Les études menées par l’INSEE en mai et juillet derniers pendant le confinement à La Réunion sont claires : la crise sanitaire a impacté les conditions de vie des Réunionnais. Cela se ressent notamment dans le domaine du logement.

Ces études montrent que les logements occupés par les Réunionnais sont trop petits (19% des ménages). De gros problèmes de vétusté (humidité, fuites, étanchéité, moisissures,…) néfastes pour la santé sont identifiés.

Les logements sont aussi inadaptés à la taille des ménages. Il est anormal que 136 000 personnes (10,4% des ménages) vivent dans un logement sur-occupé.

A ces problèmes matériels se rajoutent des complications relatives à la structure même des ménages : 86 340 personnes vivent dans une famille monoparentale et en appartement alors que 11 130 personnes de plus de 75 ans vivent seules. 56,2% d’entre elles sont sous le seuil de pauvreté (contre 11,8% sur le sol hexagonal)

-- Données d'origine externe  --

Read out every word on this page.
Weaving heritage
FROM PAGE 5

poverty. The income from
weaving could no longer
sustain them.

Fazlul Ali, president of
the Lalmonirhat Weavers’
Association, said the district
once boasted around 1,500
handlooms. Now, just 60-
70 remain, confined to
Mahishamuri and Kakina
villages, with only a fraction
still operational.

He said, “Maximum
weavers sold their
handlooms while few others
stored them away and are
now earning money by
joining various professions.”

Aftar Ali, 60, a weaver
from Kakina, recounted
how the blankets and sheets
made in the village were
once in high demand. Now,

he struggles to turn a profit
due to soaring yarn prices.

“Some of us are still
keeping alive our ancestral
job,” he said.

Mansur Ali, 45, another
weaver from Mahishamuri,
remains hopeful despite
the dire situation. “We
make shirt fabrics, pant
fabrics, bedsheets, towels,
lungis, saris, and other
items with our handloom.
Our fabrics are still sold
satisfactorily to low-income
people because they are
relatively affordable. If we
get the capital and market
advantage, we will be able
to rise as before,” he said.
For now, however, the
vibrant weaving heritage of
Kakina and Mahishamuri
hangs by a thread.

Le risque lié à la dépendance et à la perte d’autonomie des Personnes âgées est donc élevé. Et souvent les femmes (au sein des familles monoparentales) sont victimes de souffrances psychologiques incommensurables.

Ces exemples montrent que la crise sanitaire a impacté les conditions de vie des Réunionnais les plus faibles, en aggravant une situation déjà préoccupante. La crise sociale est réelle. Il faut donc trouver des solutions.

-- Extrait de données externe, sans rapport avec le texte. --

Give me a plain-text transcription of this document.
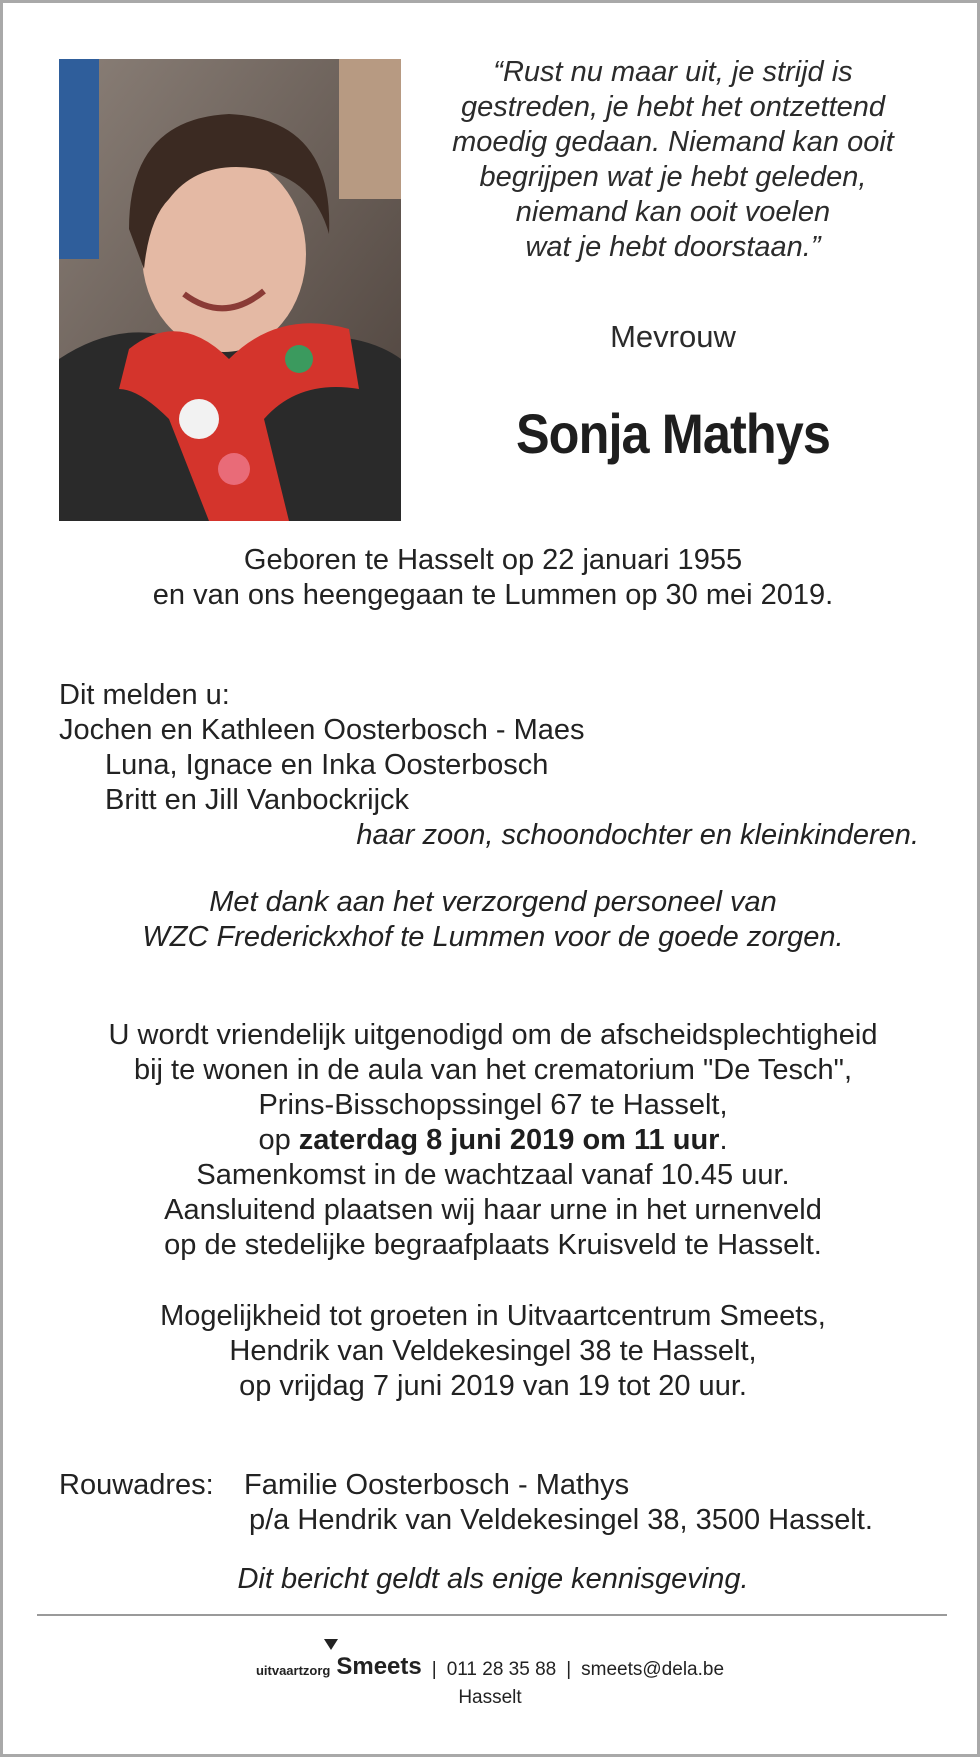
“Rust nu maar uit, je strijd is
gestreden, je hebt het ontzettend
moedig gedaan. Niemand kan ooit
begrijpen wat je hebt geleden,
niemand kan ooit voelen
wat je hebt doorstaan.”
Mevrouw
Sonja Mathys
Geboren te Hasselt op 22 januari 1955
en van ons heengegaan te Lummen op 30 mei 2019.
Dit melden u:
Jochen en Kathleen Oosterbosch - Maes
Luna, Ignace en Inka Oosterbosch
Britt en Jill Vanbockrijck
haar zoon, schoondochter en kleinkinderen.
Met dank aan het verzorgend personeel van
WZC Frederickxhof te Lummen voor de goede zorgen.
U wordt vriendelijk uitgenodigd om de afscheidsplechtigheid
bij te wonen in de aula van het crematorium "De Tesch",
Prins-Bisschopssingel 67 te Hasselt,
op zaterdag 8 juni 2019 om 11 uur.
Samenkomst in de wachtzaal vanaf 10.45 uur.
Aansluitend plaatsen wij haar urne in het urnenveld
op de stedelijke begraafplaats Kruisveld te Hasselt.
Mogelijkheid tot groeten in Uitvaartcentrum Smeets,
Hendrik van Veldekesingel 38 te Hasselt,
op vrijdag 7 juni 2019 van 19 tot 20 uur.
Rouwadres: Familie Oosterbosch - Mathys
p/a Hendrik van Veldekesingel 38, 3500 Hasselt.
Dit bericht geldt als enige kennisgeving.
uitvaartzorg Smeets | 011 28 35 88 | smeets@dela.be
Hasselt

Il serait souhaitable que les collectivités locales se penchent sérieusement sur cette problématique. Mettre en place une politique adaptée pour les personnes âgées en anticipant le vieillissement de la population et la perte d’autonomie, mobiliser les CCAS et le conseil départemental pour un suivi efficace et rapide des dossiers d’amélioration légère de l’habitat, conditionner systématiquement l’implication des bailleurs dans l’entretien régulier du parc locatif, accompagner les familles à sortir du sur-logement et à régler les soucis d’indivision, travailler sur l’amélioration des cadres de vie, accompagner les familles les plus modestes en améliorant leur « Reste à vivre », amplifier le plan national de lutte contre la pauvreté, éradiquer l’habitat indigne et les marchands de sommeil, mise en place de logements d’urgence,… ce sont autant de préconisations qui nous semblent essentielles. 

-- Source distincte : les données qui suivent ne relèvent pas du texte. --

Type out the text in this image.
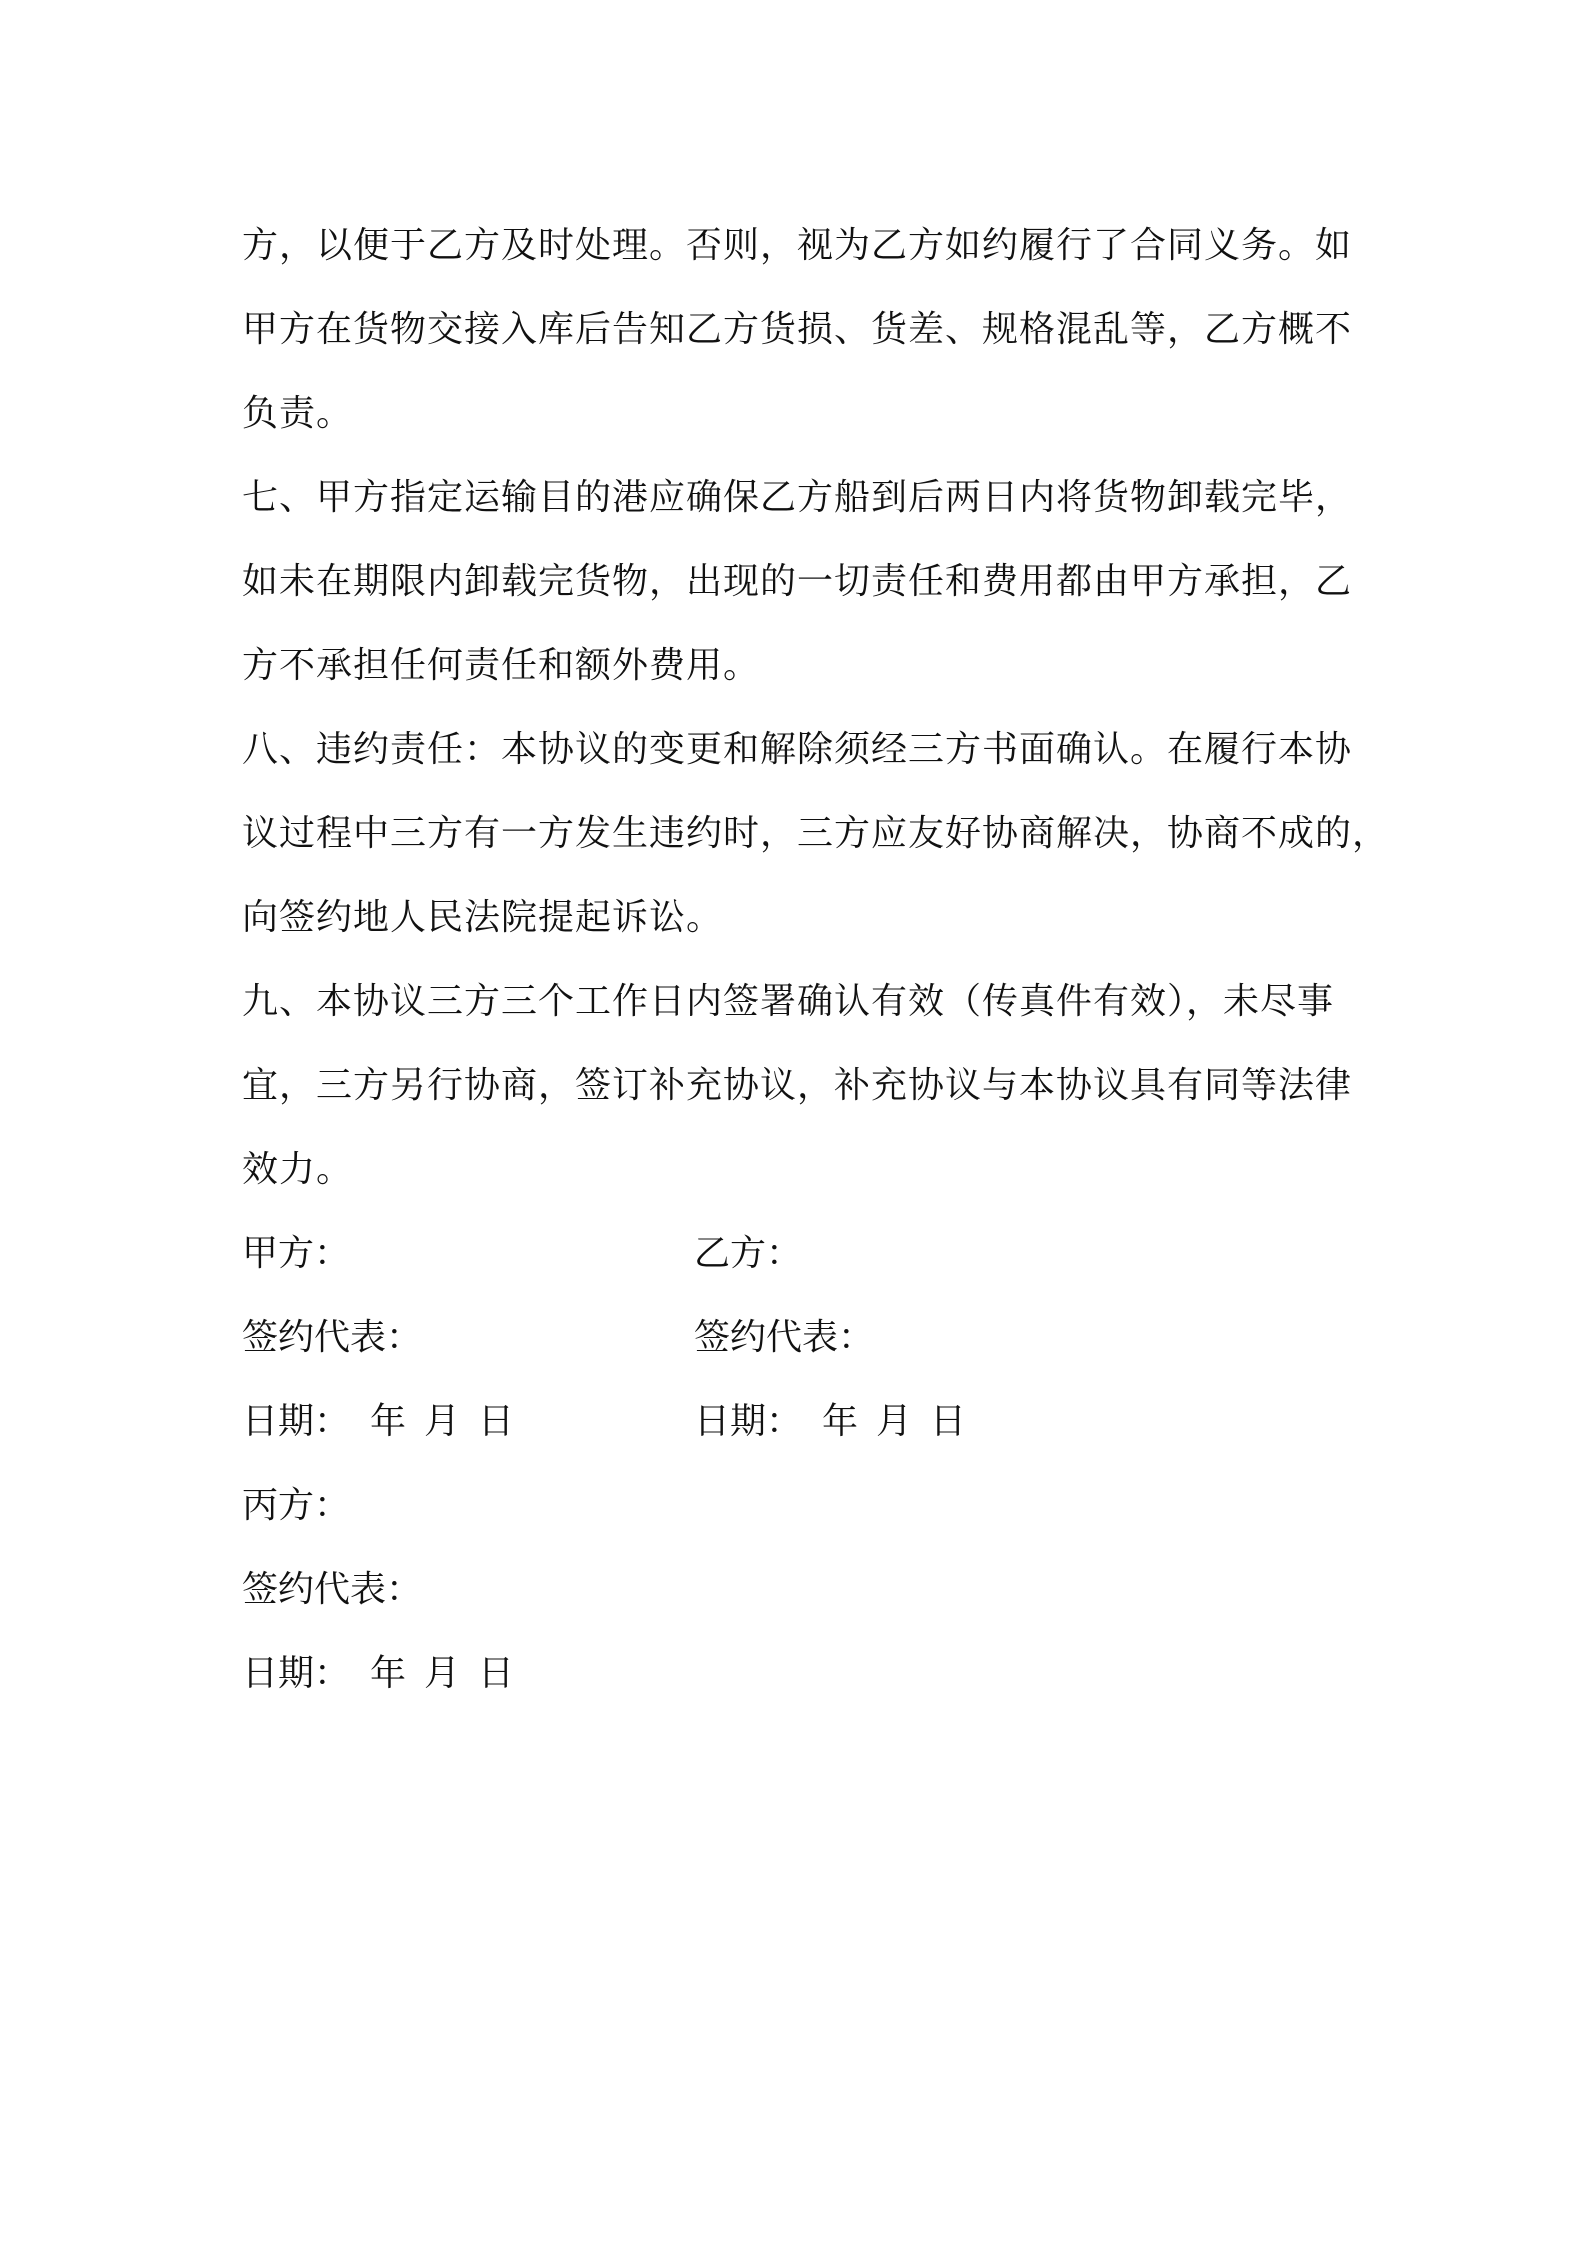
方，以便于乙方及时处理。否则，视为乙方如约履行了合同义务。如
甲方在货物交接入库后告知乙方货损、货差、规格混乱等，乙方概不
负责。
七、甲方指定运输目的港应确保乙方船到后两日内将货物卸载完毕，
如未在期限内卸载完货物，出现的一切责任和费用都由甲方承担，乙
方不承担任何责任和额外费用。
八、违约责任：本协议的变更和解除须经三方书面确认。在履行本协
议过程中三方有一方发生违约时，三方应友好协商解决，协商不成的，
向签约地人民法院提起诉讼。
九、本协议三方三个工作日内签署确认有效（传真件有效），未尽事
宜，三方另行协商，签订补充协议，补充协议与本协议具有同等法律
效力。
甲方：	乙方：
签约代表：	签约代表：
日期： 年 月 日	日期： 年 月 日
丙方：
签约代表：
日期： 年 月 日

La lutte pour le droit au logement et à un logement décent doit se poursuivre. Elle doit s’inscrire dans les orientations à court (plan quinquennal 2018-2022 à réviser et à adapter localement) et à long (plan décennal à minima à définir en accord avec toutes les collectivités) termes. Elle doit s’inscrire dans une démarche de cohésion sociale. Une gouvernance territoriale, consensuelle et efficace est nécessaire à tous les niveaux.

Si nous voulons construire une société durable, nous devons nous y attarder. « Gouverner, c’est d’abord loger son peuple »disait l’Abbé Pierre dans ses « Pensées inédites pour un monde plus juste ».